Inasmuch as many have undertaken to compile a narrative of the things which have been accomplished among us, just as they were delivered to us by those who from the beginning were eyewitnesses and ministers of the word, it seemed good to me also, having followed all things closely for some time past, to write an orderly account for you, most excellent Theophilus, that you may know the truth concerning the things of which you have been informed. (Luke 1:1-4)

That sounds like a document that wants to be taken precisely as “a historical documentation of Jesus’ life.” So does John’s Gospel when it says, “He who saw it has borne witness — his testimony is true, and he knows that he tells the truth — that you also may believe” (John 19:35). Again, whether these claims are true or not is another question, but the fact that the claims were made at all completely refutes Aslan’s claim.

5. Regarding the resurrection narratives, Aslan asserts flatly that “these stories were not meant to be accounts of historical events.”

Yet John’s Gospel, after relating an exchange between the risen Jesus, the apostle Peter, and the figure known throughout the Gospel as “the disciple whom Jesus loved,” adds:

This is the disciple who is bearing witness to these things, and who has written these things; and we know that his testimony is true. (John 21:24)

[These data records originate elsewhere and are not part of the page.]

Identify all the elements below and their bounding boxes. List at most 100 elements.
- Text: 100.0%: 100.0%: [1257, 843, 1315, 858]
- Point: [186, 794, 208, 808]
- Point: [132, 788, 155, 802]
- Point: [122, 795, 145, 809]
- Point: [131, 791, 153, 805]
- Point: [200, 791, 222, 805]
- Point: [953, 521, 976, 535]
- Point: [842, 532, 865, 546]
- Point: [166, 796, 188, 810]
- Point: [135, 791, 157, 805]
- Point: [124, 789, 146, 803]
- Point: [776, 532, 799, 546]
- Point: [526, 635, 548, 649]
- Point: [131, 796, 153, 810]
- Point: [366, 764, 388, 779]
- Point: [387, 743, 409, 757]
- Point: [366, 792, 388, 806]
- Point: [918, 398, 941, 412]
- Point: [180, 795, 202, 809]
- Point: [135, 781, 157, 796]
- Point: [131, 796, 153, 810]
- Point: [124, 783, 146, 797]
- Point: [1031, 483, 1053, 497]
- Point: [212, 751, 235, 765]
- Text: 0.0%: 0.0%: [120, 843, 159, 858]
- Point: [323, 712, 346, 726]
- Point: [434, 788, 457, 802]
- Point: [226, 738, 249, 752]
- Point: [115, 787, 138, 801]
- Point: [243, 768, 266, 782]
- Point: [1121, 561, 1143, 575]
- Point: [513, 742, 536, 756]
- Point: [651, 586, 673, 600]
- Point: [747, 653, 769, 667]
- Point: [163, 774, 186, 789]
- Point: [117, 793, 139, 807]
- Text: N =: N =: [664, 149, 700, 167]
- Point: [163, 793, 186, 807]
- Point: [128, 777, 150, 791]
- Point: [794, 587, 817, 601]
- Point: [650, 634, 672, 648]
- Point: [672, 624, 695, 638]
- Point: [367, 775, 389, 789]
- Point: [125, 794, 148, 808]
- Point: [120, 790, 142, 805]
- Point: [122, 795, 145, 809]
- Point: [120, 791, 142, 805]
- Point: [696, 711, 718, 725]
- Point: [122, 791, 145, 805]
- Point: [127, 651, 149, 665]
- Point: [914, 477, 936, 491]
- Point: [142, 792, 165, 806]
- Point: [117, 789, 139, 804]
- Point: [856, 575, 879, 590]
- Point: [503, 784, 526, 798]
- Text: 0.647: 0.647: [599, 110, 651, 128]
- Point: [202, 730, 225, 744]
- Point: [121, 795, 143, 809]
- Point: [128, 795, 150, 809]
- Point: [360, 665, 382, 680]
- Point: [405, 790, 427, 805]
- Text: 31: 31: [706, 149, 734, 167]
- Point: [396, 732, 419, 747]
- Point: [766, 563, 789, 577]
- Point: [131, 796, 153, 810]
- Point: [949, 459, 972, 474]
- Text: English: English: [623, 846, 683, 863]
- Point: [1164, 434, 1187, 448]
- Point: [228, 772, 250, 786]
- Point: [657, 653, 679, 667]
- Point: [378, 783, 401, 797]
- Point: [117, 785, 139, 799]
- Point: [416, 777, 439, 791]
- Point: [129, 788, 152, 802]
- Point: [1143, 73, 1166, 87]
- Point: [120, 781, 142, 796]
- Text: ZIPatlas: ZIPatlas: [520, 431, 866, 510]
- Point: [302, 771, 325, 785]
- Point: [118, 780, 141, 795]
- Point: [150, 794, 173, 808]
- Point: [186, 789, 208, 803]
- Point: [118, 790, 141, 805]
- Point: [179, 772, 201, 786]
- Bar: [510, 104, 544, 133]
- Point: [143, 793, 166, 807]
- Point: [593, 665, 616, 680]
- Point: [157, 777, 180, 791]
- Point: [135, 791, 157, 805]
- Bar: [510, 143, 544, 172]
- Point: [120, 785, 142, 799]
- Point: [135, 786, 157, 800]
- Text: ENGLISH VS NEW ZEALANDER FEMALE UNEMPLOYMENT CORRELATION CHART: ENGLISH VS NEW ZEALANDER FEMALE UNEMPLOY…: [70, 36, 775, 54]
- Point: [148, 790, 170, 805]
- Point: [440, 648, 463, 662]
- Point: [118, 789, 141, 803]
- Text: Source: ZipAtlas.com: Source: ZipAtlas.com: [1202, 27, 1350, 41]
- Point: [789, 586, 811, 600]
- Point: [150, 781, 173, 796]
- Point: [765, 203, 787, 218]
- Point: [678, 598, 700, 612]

Here yet again, this may be a false claim, but clearly it was meant to give readers the impression that one is reading a historical account by an eyewitness; Aslan’s overconfident assertion that the resurrection narratives were “not meant to be accounts of historical events” falters on the most cursory reading of the narratives themselves.

As a scholar of the New Testament, Reza Aslan is either incompetent or dishonest. No sneering recitation of his alleged credentials will save him from that verdict.